"Glee" moves to a new night with its fourth season premiere, "The New Rachel," which works as a title in two ways. Rachel Berry (Lea Michele) is now in NYC at NYADA where she encounters a mean-spirited dance instructor (Kate Hudson). And back at McKinley High School in Lima, Ohio, the remaining New Directions singers audition to be the new Rachel, the lead and star of the glee club.
It's a busy hour of "Glee" that has to re-establish returning character while introducing a whole new batch of characters both in New York and Ohio. Consequently, some returning characters don't appear at all, including Finn, Mercedes, Santana, Mike Chang and Quinn. (For those who notice Quinn is not in the cast photo, a publicist says she'll be back, actress Diana Agron was out of the country during the photo shoot.)
In between all the set-ups, there's time for a few small moments, including Kurt bidding a bittersweet farewell to his father. It's too early to say if "Glee" will be able to pull off it's new, all-over-the-place existence that gives the characters enough attention in any meaningful way. A cast photo of 18 -- not including everyone in the cast -- certainly gives reason for concern. But I'm still sticking with the show -- for now.

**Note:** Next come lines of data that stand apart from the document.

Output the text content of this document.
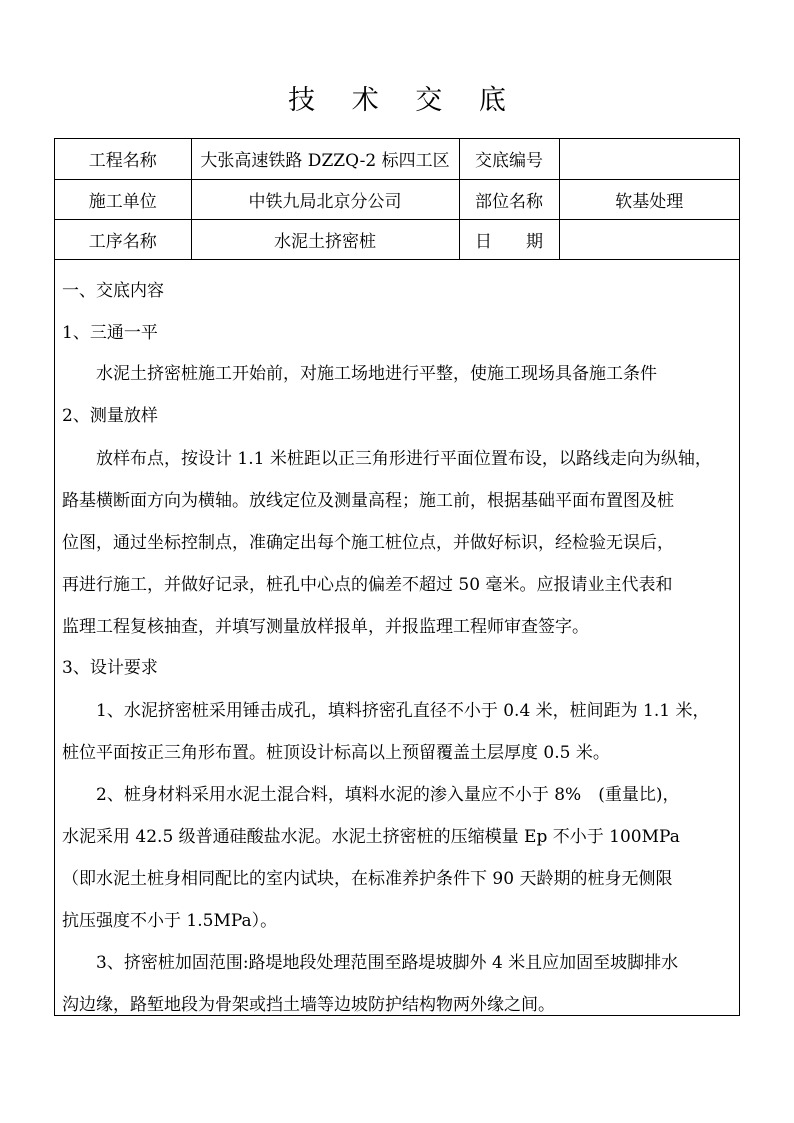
技 术 交 底
工程名称	大张高速铁路 DZZQ-2 标四工区	交底编号	
施工单位	中铁九局北京分公司	部位名称	软基处理
工序名称	水泥土挤密桩	日　　期	
一、交底内容
1、三通一平
　　水泥土挤密桩施工开始前，对施工场地进行平整，使施工现场具备施工条件
2、测量放样
　　放样布点，按设计 1.1 米桩距以正三角形进行平面位置布设，以路线走向为纵轴，
路基横断面方向为横轴。放线定位及测量高程；施工前，根据基础平面布置图及桩
位图，通过坐标控制点，准确定出每个施工桩位点，并做好标识，经检验无误后，
再进行施工，并做好记录，桩孔中心点的偏差不超过 50 毫米。应报请业主代表和
监理工程复核抽查，并填写测量放样报单，并报监理工程师审查签字。
3、设计要求
　　1、水泥挤密桩采用锤击成孔，填料挤密孔直径不小于 0.4 米，桩间距为 1.1 米，
桩位平面按正三角形布置。桩顶设计标高以上预留覆盖土层厚度 0.5 米。
　　2、桩身材料采用水泥土混合料，填料水泥的渗入量应不小于 8%　(重量比)，
水泥采用 42.5 级普通硅酸盐水泥。水泥土挤密桩的压缩模量 Ep 不小于 100MPa
（即水泥土桩身相同配比的室内试块，在标准养护条件下 90 天龄期的桩身无侧限
抗压强度不小于 1.5MPa）。
　　3、挤密桩加固范围:路堤地段处理范围至路堤坡脚外 4 米且应加固至坡脚排水
沟边缘，路堑地段为骨架或挡土墙等边坡防护结构物两外缘之间。
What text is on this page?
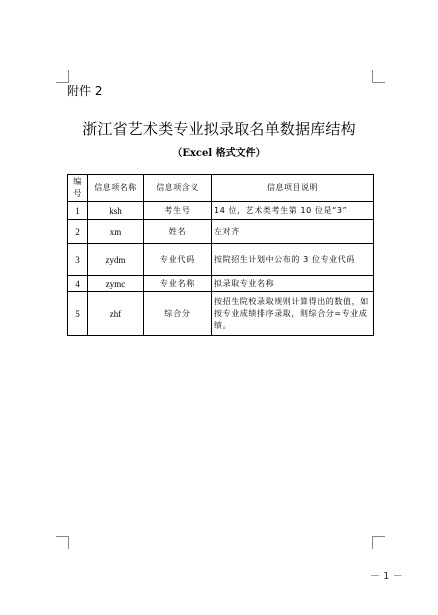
附件 2
浙江省艺术类专业拟录取名单数据库结构
（Excel 格式文件）
编号	信息项名称	信息项含义	信息项目说明
1	ksh	考生号	14 位，艺术类考生第 10 位是“3”
2	xm	姓名	左对齐
3	zydm	专业代码	按院招生计划中公布的 3 位专业代码
4	zymc	专业名称	拟录取专业名称
5	zhf	综合分	按招生院校录取规则计算得出的数值，如按专业成绩排序录取，则综合分=专业成绩。
－ 1 －
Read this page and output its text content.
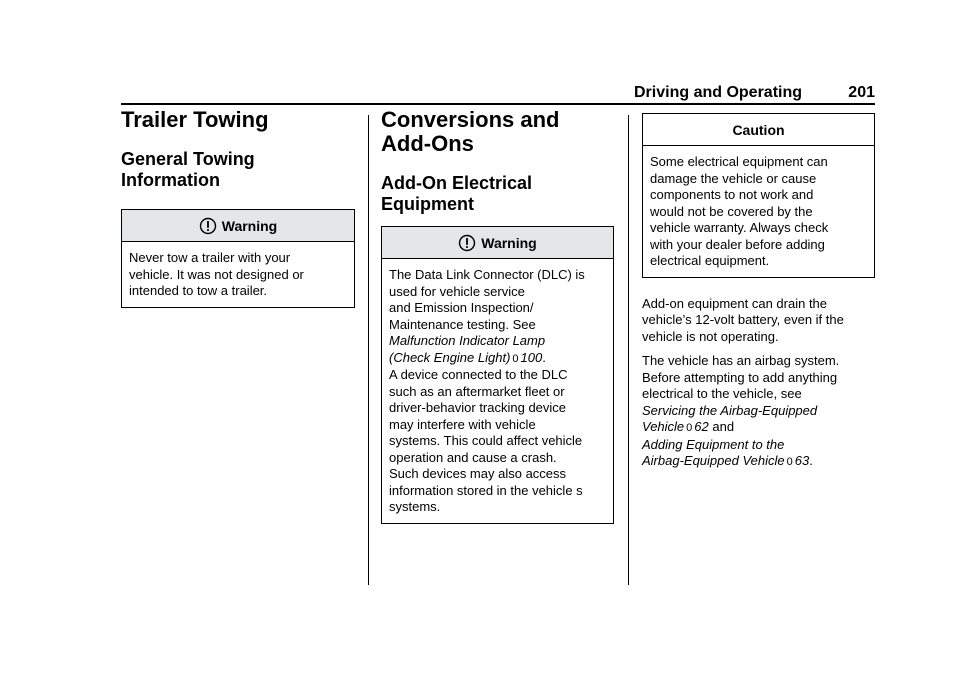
Driving and Operating	201
Trailer Towing
General Towing
Information
Warning
Never tow a trailer with your
vehicle. It was not designed or
intended to tow a trailer.
Conversions and
Add-Ons
Add-On Electrical
Equipment
Warning
The Data Link Connector (DLC) is
used for vehicle service
and Emission Inspection/
Maintenance testing. See
Malfunction Indicator Lamp
(Check Engine Light) 0 100.
A device connected to the DLC
such as an aftermarket fleet or
driver-behavior tracking device
may interfere with vehicle
systems. This could affect vehicle
operation and cause a crash.
Such devices may also access
information stored in the vehicle s
systems.
Caution
Some electrical equipment can
damage the vehicle or cause
components to not work and
would not be covered by the
vehicle warranty. Always check
with your dealer before adding
electrical equipment.

Add-on equipment can drain the
vehicle’s 12-volt battery, even if the
vehicle is not operating.

The vehicle has an airbag system.
Before attempting to add anything
electrical to the vehicle, see
Servicing the Airbag-Equipped
Vehicle 0 62 and
Adding Equipment to the
Airbag-Equipped Vehicle 0 63.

"Damages," on the other hand, is done. The only reason I can think that I stuck with this one is because of the fantastic performances. No actress does intimidation better than Glenn Close and Rose Byrne more than held her own opposite Close.
In truth, I enjoyed the two seasons of "Damages" that aired on DirecTV more than the first three seasons on FX. Season four, in particular, seemed more grounded and rooted in reality.
This just-ended fifth season was more reminiscent of the earlier, more gothic soap early years as the show teased viewers with its flash forwards, designed to make viewers think one thing when they actually depict another. It was effective but manipulative, too.
Over the course of the series Ellen Parsons (Byrne), protege of Patty Hewes (Close), became more like her corrupt mentor. In the end, Ellen was sorta-kinda responsible for the murder of Patty's son (Zachary Booth). Consequently, Ellen did not go to authorities with proof that Patty had tried to have her killed at the end of season one.
Ellen left the practice of law to become a mother; Patty stayed and, in a flash forward, looked more like Cruella DeVil than Close has looked since "101 Dalmatians."